La piccola Associazione “Nova Era”, che mi onoro di presiedere, ha cercato di scovare un sistema che individui, attraverso una simulazione “verosimile”, quali possano essere i risultati elettorali futuri. Un sistema empirico che utilizzando collaudati metodi scientifici mette in relazione dati elettorali storici e i valori medi dei vari sondaggi che vengono condotti al momento. Noi partiamo da un assunto di fisica “nulla si crea, nulla si distrugge ma tutto si trasforma”. Questo sistema di simulazione è stato utilizzato già in altre occasioni elettorali attraverso cui è stato possibile verificare la sua validità.

Oggi pubblichiamo 4 simulazioni relativi ai possibili risultati Nazionali di Camera e Senato e i possibili risultati delle stesso parlamento a livello di Regione Puglia. Nei prossimi giorni Pubblicheremo i possibili risultati sui collegi di Nostro interesse, (provincia di Brindisi).

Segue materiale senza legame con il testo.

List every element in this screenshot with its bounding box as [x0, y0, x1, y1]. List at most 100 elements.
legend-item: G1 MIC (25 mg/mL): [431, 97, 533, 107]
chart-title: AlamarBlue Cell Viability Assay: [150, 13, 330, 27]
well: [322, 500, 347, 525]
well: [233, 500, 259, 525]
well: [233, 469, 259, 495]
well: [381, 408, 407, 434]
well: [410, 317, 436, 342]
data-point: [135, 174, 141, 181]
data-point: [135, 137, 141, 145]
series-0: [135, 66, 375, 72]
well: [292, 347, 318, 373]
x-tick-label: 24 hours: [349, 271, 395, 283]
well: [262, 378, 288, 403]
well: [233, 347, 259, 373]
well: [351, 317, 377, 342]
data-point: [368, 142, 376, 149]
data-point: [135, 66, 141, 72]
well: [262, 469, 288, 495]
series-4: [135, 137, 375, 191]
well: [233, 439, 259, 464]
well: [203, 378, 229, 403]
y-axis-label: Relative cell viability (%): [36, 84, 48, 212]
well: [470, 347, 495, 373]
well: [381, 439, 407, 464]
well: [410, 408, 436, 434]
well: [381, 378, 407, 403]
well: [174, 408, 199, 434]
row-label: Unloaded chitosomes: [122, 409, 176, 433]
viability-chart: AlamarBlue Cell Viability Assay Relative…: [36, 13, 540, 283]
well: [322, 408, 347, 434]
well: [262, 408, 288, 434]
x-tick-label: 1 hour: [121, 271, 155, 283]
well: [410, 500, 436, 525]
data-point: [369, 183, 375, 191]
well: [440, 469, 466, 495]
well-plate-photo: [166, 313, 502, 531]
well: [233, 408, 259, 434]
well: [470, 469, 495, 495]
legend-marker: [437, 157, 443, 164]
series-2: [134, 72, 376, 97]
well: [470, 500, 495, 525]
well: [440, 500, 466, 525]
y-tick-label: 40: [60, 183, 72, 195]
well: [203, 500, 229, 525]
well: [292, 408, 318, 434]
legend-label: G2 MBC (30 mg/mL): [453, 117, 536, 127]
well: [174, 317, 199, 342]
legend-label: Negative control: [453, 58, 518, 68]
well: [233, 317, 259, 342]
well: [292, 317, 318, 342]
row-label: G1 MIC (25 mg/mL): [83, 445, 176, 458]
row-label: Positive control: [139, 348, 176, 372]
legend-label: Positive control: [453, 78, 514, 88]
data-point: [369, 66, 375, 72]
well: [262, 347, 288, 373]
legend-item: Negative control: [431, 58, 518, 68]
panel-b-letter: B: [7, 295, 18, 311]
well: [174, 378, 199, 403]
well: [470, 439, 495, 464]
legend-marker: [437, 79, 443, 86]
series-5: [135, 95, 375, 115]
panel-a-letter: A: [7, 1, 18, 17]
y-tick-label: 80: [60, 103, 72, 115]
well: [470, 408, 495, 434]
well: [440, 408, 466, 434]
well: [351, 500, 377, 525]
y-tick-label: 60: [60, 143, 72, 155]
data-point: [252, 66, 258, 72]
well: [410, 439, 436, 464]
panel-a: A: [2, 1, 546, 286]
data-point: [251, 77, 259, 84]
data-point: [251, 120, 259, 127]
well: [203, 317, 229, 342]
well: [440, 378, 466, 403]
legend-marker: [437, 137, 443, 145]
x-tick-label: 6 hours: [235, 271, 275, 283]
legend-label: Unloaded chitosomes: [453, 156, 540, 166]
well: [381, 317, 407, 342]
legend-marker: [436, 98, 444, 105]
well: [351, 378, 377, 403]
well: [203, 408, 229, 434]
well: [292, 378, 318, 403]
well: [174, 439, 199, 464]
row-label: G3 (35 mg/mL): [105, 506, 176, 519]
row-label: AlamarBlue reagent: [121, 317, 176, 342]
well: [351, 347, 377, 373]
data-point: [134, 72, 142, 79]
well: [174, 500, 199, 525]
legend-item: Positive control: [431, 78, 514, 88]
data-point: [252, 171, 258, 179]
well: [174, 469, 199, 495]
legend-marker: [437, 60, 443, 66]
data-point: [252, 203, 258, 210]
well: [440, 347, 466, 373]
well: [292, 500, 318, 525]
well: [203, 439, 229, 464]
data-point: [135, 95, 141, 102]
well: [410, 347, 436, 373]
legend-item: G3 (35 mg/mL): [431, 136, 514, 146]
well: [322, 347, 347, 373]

Le indicazioni politiche che emergono dalla simulazione fatta sono:

1. Nessuna coalizione in campo potrebbe ottenere un numero di seggi parlamentari sufficienti per raggiungere la maggioranza nei due rami del Parlamento

2. La coalizione di CDX risulta essere l’area politica che potrebbe raccogliere il maggiore numero di voti validi, sopratutto grazie anche ad un “forte” recupero di consensi da parte di Forza Italia che risulterebbe quindi essere il primo partito della coalizione

3. Il primo Partito Italiano potrebbe essere il M5S

4. Il PD probabilmente avrà una flessione dei consensi anche per effetto delle scissioni che ci sono state. Ciononostante resterebbe comunque su un numero di consensi elettorali considerevoli tali da essere comunque la seconda forza politica Italiana.

5. I Liberi e Uguali potranno sicuramente superare abbondantemente lo sbarramento del 3% anche se il consenso che otterrebbero non darebbe una rappresentanza parlamentare sufficiente a creare “alleanze politiche” affine per consentire una maggioranza in nessun dei due rami del parlamento.